When I stopped to think about this and was being Santa's helper on Christmas Eve it finally sunk in. I hope I can remember that it is not all that we can squeeze into the Christmas season that makes it special, but how we spend it as a family. This realization came not a moment too soon.

Christmas morning came with these smiling faces and their eager anticipation while dad goes to check if Santa truly came.



I feel very blessed that Santa does come to visit my boys. I think that even though they are your typical boy that likes to fart, tease, giggle at potty talk, and get dirty, they are such good boys that also like to help, laugh, and love.

I also love the expressions on their faces when they get that special present that they asked for. Over and over and over.

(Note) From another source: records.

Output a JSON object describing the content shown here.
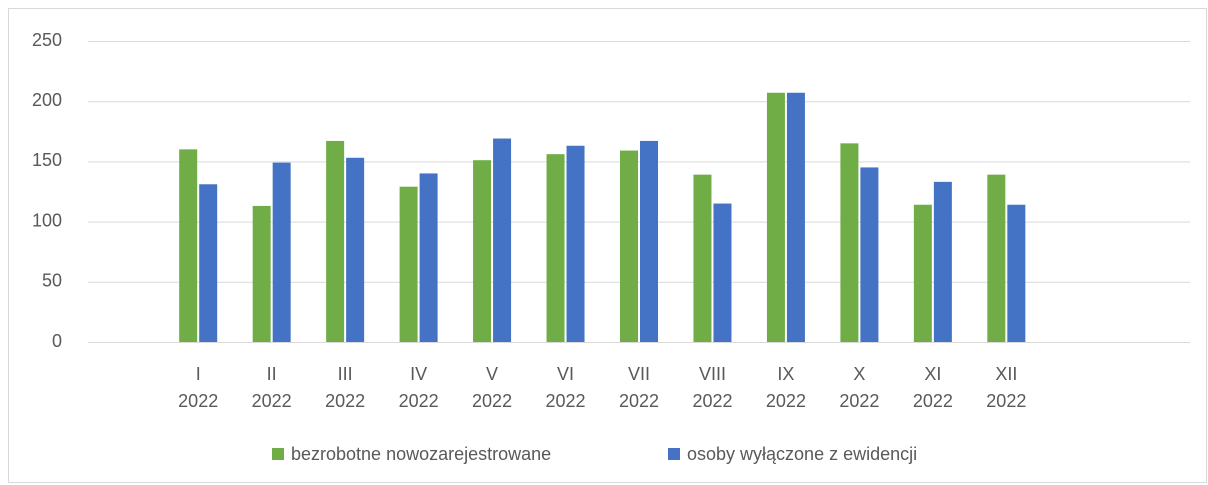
{
  "chart_data": {
    "type": "bar",
    "categories": [
      null,
      [
        "I",
        "2022"
      ],
      [
        "II",
        "2022"
      ],
      [
        "III",
        "2022"
      ],
      [
        "IV",
        "2022"
      ],
      [
        "V",
        "2022"
      ],
      [
        "VI",
        "2022"
      ],
      [
        "VII",
        "2022"
      ],
      [
        "VIII",
        "2022"
      ],
      [
        "IX",
        "2022"
      ],
      [
        "X",
        "2022"
      ],
      [
        "XI",
        "2022"
      ],
      [
        "XII",
        "2022"
      ],
      null,
      null
    ],
    "series": [
      {
        "name": "bezrobotne nowozarejestrowane",
        "color": "#70ad47",
        "values": [
          null,
          160,
          113,
          167,
          129,
          151,
          156,
          159,
          139,
          207,
          165,
          114,
          139,
          null,
          null
        ]
      },
      {
        "name": "osoby wyłączone z ewidencji",
        "color": "#4472c4",
        "values": [
          null,
          131,
          149,
          153,
          140,
          169,
          163,
          167,
          115,
          207,
          145,
          133,
          114,
          null,
          null
        ]
      }
    ],
    "ylim": [
      0,
      250
    ],
    "yticks": [
      0,
      50,
      100,
      150,
      200,
      250
    ],
    "grid": true,
    "legend": "bottom"
  }
}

I was very excited about Justin's present. I made him a University of Utah t shirt blanket. I got the idea from my sister who made her husband one for his birthday and I knew that Justin had to have one. Although my mom helped quite a bit I still feel I contributed enough to say that I made it. I was very proud of myself and Justin loved it.






The rest of the day was fantastic. It was laid back and spent with family and toys were played with. Time was also taken to remember our dear Savior. I am so grateful for Him and all he did for me. I have a long way to go before I will feel that I am worthy to see Him again but I am trying everyday. I hope I can slow down not just at Christmas time but throughout the year to remember him and be more like him. Then maybe next Christmas, it will mean even more.






6 comments:

The Winegar's said...

I love you. It was fun to see the look on Justin's face. We wanted to pull our hair out at times but it was well worth it.

maxfamclan said...

Lovely, lovely post. Truer words were never blogged.

And I ADORE your blanket!!!!!

The Beckstroms said...

We loved this post and Caroline loved seeing the happy boys. The quilt looks incredible and cozy! We were so glad to be able to spend time with you guys, it made the time so special for us! Love you!

Here And Happy! said...

Well, you certainly contributed to MY Christmas season happiness, with delightful cookie decorating that included me, Caroline, Olive and Andrea. It made my day. Thanks for sharing.

L.J. said...

your boys are getting so big and so handsome! fun to find your blog through andrea.

Jer + Lu said...

Love the quilt! What a fantastic idea.